Le sondeur en 2007. — BALTEL/SIPA

Pierre Giacometti a été mis en examen ce mercredi pour recel de favoritisme dans l’affaire sur les sondages de l’Élysée, épinglés par la Cour des comptes lors du dernier quinquennat, a déclaré son avocat à l’AFP, Patrick Maisonneuve.

«Il n'est absolument pas mis en cause pour un quelconque détournement de fonds publics», a commenté l'avocat, évoquant un «délit formel» autour de l'absence d'appel d'offres. Il s'agit de la deuxième mise en examen après celle de Patrick Buisson, ex-conseiller de Nicolas Sarkozy.

L’ex-directeur général d’Ipsos France avait été placé en garde à vue en juillet  par des enquêteurs de la Brigade de répression de la délinquance économique (BRDE) à Paris.

>> Comprendre le dossier des sondages de l’Elysée

L'absence d'appel d'offres pose question

L’enquête portait sur la régularité des contrats conclus sous le quinquennat Sarkozy entre l’Élysée et neuf instituts de sondage entre 2007 et 2012, notamment la société Giacometti-Peron de Pierre Giacometti et celle de Patrick Buisson, Publifact.

«Il y a une vraie discussion en droit sur cette question» de «la nécessité» de passer par un appel d'offres en matière de conseils en communication pour l'Élysée et «j'envisage de saisir la cour d'appel» sur ce point, a expliqué Me Maisonneuve.

L'instruction porte sur la régularité des contrats conclus sous le quinquennat Sarkozy entre l'Élysée et neuf instituts de sondage ou sociétés de conseil, notamment Publifact (Patrick Buisson) et Giacometti-Peron.
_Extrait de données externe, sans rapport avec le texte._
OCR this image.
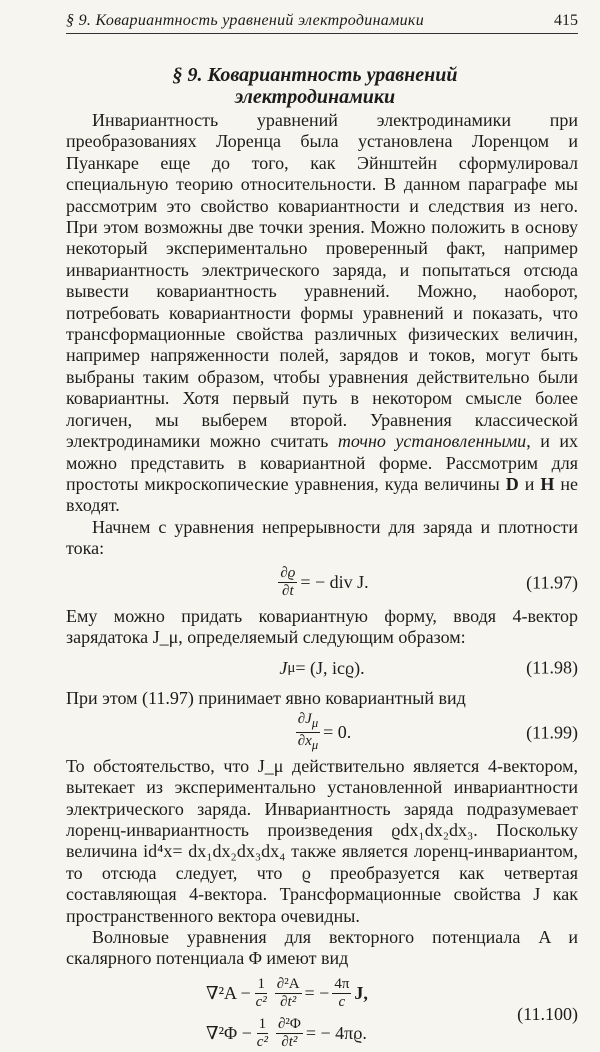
§ 9. Ковариантность уравнений электродинамики	415
§ 9. Ковариантность уравнений
электродинамики

Инвариантность уравнений электродинамики при преобразованиях Лоренца была установлена Лоренцом и Пуанкаре еще до того, как Эйнштейн сформулировал специальную теорию относительности. В данном параграфе мы рассмотрим это свойство ковариантности и следствия из него. При этом возможны две точки зрения. Можно положить в основу некоторый экспериментально проверенный факт, например инвариантность электрического заряда, и попытаться отсюда вывести ковариантность уравнений. Можно, наоборот, потребовать ковариантности формы уравнений и показать, что трансформационные свойства различных физических величин, например напряженности полей, зарядов и токов, могут быть выбраны таким образом, чтобы уравнения действительно были ковариантны. Хотя первый путь в некотором смысле более логичен, мы выберем второй. Уравнения классической электродинамики можно считать точно установленными, и их можно представить в ковариантной форме. Рассмотрим для простоты микроскопические уравнения, куда величины D и H не входят.

Начнем с уравнения непрерывности для заряда и плотности тока:

$\frac{\partial ϱ}{\partial t}$ = − div J.	(11.97)

Ему можно придать ковариантную форму, вводя 4-вектор зарядатока J_μ, определяемый следующим образом:

J μ = (J, icϱ).	(11.98)

При этом (11.97) принимает явно ковариантный вид

$\frac{\partial J_\mu}{\partial x_\mu} = 0$.	(11.99)

То обстоятельство, что J_μ действительно является 4-вектором, вытекает из экспериментально установленной инвариантности электрического заряда. Инвариантность заряда подразумевает лоренц-инвариантность произведения ϱdx₁dx₂dx₃. Поскольку величина id⁴x= dx₁dx₂dx₃dx₄ также является лоренц-инвариантом, то отсюда следует, что ϱ преобразуется как четвертая составляющая 4-вектора. Трансформационные свойства J как пространственного вектора очевидны.

Волновые уравнения для векторного потенциала A и скалярного потенциала Φ имеют вид

$\nabla^2A - \frac{1}{\text{c²}} \frac{\text{∂²A}}{\text{∂t²}}$ = − $\frac{4\pi}{c} J$,
$\nabla^2\Phi - \frac{1}{\text{c²}} \frac{\text{∂²Φ}}{\text{∂t²}}$ = − 4πϱ.
(11.100)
Cet ancien patron d’Ipsos, a facturé à l’Élysée pour 2,56 millions d’euros de sondages entre 2008 et 2012.

C'est la deuxième mise en examen dans cette affaire

Il s'agit de la deuxième mise en examen après celle intervenue fin juillet de Patrick Buisson, ex-conseiller de Nicolas Sarkozy, pour recel de favoritisme, abus de biens sociaux et détournement de fonds publics par un particulier.Six anciens collaborateurs de Nicolas Sarkozy, dont Claude Guéant, Xavier Musca et Emmanuelle Mignon, avaient été entendus début juin en garde à vue.

La polémique avait débuté en 2009, après la publication d'un rapport de la Cour des comptes qui épinglait sévèrement une convention signée en juin 2007 entre l'Élysée et le cabinet de Patrick Buisson «pour un coût avoisinant 1,5 million d'euros».

«Aucune des possibilités offertes par le code des marchés publics» n'a été appliquée, jugeait la Cour, déplorant «le caractère non seulement très succinct de la convention (une seule page) mais également exorbitant au regard des règles de l'exécution de la dépense publique». Signée par Emmanuelle Mignon, alors directrice de cabinet du chef de l'État, cette convention donnait à Publifact «une totale liberté d'appréciation» sur les dépenses à engager, s'inquiétait la Cour.

Les investigations avaient été étendues à l'ensemble des contrats de conseil ou sondages commandés durant le quinquennat Sarkozy, chiffrés à plus de 9 millions d'euros par Anticor.